Tribunal Administratif de Lyon — Décision N° TA69-2409889
mardi 15 octobre 2024
| Juridiction | Tribunal Administratif de Lyon |
| Section | Tribunal Administratif de Lyon |
| N° Dossier | TA69-2409889 |
| Type | Décision |
| Recours | Excès de pouvoir |
| Formation | ELOIGNEMENT |
| Avocat requérant | IDERKOU |
Résumé IA
Texte intégral
Vu la procédure suivante :
Par une requête et un mémoire enregistrés les 2 et 10 octobre 2024, M. A B, représenté par Me Iderkou, doit être regardé comme demandant au tribunal :
1°) de l'admettre au bénéfice de l'aide juridictionnelle provisoire ;
2°) d'annuler l'arrêté du 3 septembre 2024 par lequel la préfète de l'Ain lui a fait obligation de quitter le territoire français sans délai, a fixé le pays de destination, prononcé à son encontre une interdiction de retour d'une durée de cinq ans et procédé à son signalement aux fins de non admission dans le système d'information Schengen pour la durée de l'interdiction de retour ;
3°) d'enjoindre à la Préfète de l'Ain de réexaminer sa situation et de lui délivrer une autorisation provisoire de séjour l'autorisant à travailler dans un délai d'un mois et de lui délivrer un récépissé de demande de délivrance de titre de séjour l'autorisant à travailler dans un délai de huit jours à compter de la notification du jugement à intervenir ;
4°) de mettre à la charge de l'Etat la somme de 1 200 euros H.T. à verser à son conseil en application des dispositions de l'article 37 de la loi du 10 juillet 1991 et de l'article L. 761-1 du code de justice administrative.
Il soutient que :
- la décision attaquée n'est pas suffisamment motivée ;
- elle est entachée d'un vice de procédure en l'absence de saisine de la commission du titre de séjour ;
- elle méconnaît les stipulations de l'article 8 de la convention européenne de sauvegarde des droits de l'homme et des libertés fondamentales et porte une atteinte disproportionnée à sa vie privée et familiale ;
- elle méconnaît l'article L. 425-9 du code de l'entrée et du séjour des étrangers et du droit d'asile ;
- son comportement ne constitue pas une menace à l'ordre public et les faits qui lui sont reprochés sont anciens ;
- la décision fixant le pays de destination méconnaît l'article L. 513-2 du code de l'entrée et du séjour des étrangers et du droit d'asile ;
- elle méconnaît l'article 3 de la convention européenne de sauvegarde des droits de l'homme et des libertés fondamentales ;
- elle méconnaît l'article 19 de la Charte des droits fondamentaux de l'Union européenne ;
- l'absence de délai de départ compte tenu notamment de la durée de sa présence sur le territoire français ne lui permet pas de préparer son départ ;
- l'interdiction de retour méconnaît l'article L. 425-9 du code de l'entrée et du séjour des étrangers et du droit d'asile ;
- elle méconnaît les stipulations de l'article 8 de la convention européenne de sauvegarde des droits de l'homme et des libertés fondamentales et porte une atteinte disproportionnée à sa vie privée et familiale.

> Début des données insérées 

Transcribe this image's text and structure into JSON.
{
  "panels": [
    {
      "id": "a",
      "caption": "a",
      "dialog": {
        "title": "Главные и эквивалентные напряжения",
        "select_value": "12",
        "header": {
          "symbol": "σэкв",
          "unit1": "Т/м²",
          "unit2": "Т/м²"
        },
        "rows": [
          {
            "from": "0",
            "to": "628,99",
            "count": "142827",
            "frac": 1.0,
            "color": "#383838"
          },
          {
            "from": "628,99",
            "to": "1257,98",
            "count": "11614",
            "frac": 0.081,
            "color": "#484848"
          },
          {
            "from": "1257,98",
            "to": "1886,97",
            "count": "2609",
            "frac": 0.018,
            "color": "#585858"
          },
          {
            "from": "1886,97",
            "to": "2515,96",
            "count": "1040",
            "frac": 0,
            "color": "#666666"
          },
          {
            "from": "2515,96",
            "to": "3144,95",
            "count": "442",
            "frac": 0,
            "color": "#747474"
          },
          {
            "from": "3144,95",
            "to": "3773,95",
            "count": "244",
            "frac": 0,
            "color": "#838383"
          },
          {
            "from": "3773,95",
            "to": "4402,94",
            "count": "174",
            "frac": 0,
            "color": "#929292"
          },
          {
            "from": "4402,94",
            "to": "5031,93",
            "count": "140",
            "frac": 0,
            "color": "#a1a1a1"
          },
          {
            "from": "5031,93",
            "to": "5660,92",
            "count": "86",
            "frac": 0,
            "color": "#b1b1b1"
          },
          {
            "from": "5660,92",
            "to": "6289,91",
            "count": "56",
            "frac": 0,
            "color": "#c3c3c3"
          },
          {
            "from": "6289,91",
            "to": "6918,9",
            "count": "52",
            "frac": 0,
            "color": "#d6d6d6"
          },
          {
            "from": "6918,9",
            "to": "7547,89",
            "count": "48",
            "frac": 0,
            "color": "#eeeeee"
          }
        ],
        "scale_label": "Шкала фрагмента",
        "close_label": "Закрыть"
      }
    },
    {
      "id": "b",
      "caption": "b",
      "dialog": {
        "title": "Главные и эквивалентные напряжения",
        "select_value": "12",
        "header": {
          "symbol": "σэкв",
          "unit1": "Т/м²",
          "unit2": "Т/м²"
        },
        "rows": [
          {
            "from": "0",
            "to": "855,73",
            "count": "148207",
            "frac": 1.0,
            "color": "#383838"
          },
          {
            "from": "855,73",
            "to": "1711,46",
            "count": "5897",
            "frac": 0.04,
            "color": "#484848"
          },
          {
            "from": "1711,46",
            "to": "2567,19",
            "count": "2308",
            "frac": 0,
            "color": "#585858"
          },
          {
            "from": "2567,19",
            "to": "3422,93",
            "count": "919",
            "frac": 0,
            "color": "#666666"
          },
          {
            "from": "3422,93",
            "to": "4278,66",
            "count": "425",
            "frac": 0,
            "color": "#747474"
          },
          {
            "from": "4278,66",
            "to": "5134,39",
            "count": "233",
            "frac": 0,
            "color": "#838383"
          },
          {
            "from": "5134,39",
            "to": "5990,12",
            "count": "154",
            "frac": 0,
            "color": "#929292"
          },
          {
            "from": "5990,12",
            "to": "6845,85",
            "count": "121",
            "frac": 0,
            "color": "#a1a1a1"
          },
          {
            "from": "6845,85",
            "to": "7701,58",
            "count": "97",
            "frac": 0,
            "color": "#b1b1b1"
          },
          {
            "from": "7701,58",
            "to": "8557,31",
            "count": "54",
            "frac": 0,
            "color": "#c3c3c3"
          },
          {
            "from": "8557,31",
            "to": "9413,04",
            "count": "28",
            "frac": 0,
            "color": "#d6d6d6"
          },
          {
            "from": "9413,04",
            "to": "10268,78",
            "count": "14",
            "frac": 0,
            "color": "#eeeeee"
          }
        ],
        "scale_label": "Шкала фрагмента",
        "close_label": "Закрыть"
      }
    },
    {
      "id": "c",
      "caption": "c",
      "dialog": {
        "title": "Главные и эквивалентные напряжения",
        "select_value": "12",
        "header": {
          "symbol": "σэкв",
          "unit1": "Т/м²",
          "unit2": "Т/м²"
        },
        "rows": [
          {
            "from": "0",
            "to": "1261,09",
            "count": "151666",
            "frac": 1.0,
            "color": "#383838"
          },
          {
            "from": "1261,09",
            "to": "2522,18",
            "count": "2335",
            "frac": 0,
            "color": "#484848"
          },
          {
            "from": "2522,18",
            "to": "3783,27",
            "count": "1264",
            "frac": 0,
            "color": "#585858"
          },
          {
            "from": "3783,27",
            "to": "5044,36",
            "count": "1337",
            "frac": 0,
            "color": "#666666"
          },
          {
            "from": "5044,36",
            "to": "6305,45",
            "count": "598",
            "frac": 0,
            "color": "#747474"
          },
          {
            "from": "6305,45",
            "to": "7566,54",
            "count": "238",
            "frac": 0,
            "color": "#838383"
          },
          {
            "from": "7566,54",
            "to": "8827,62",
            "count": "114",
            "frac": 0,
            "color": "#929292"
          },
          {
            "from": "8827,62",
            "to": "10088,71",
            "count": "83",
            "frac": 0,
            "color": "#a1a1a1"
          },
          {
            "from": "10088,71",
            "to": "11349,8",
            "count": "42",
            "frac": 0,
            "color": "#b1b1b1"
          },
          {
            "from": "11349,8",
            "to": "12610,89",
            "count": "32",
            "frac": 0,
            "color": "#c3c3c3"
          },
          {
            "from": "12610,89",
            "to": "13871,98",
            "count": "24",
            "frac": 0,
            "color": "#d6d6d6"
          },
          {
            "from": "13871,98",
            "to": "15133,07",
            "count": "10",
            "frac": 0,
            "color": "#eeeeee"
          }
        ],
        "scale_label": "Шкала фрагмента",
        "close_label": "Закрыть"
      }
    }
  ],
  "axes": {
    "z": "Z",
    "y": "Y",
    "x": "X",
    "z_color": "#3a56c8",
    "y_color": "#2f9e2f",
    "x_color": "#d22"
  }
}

Par un mémoire en défense enregistré, le 9 octobre 2024, la préfète de l'Ain conclut au rejet de la requête.
Elle soutient que les moyens ne sont pas fondés.
Vu :
- la note en délibéré du 11 octobre 2024 ;
- les autres pièces du dossier.
Vu :
- la convention européenne de sauvegarde des droits de l'homme et des libertés fondamentales ;
- le code de l'entrée et du séjour des étrangers et du droit d'asile ;
- la loi n° 91-647 du 10 juillet 1991 ;
- le code de justice administrative.
La présidente du tribunal a désigné Mme Bardad en application de l'article R. 776-15 du code de justice administrative.
Les parties ont été régulièrement averties du jour de l'audience.
Ont été entendus au cours de l'audience publique :
- le rapport de Mme Bardad, première conseillère ;
- les observations de Me Iderkou, avocate de M. B, qui reprend les conclusions et moyens de la requête ;
- les observations de M. B.
La clôture de l'instruction a été prononcée à l'issue de l'audience.
Considérant ce qui suit :
1. M. A B, ressortissant turc né le 3 août 1980, demande l'annulation l'arrêté du 3 septembre 2024 par lequel la préfète de l'Ain lui a fait obligation de quitter le territoire français sans délai, a fixé le pays de destination, prononcé à son encontre une interdiction de retour d'une durée de cinq ans et procédé à son signalement aux fins de non admission dans le système d'information Schengen pour la durée de l'interdiction de retour.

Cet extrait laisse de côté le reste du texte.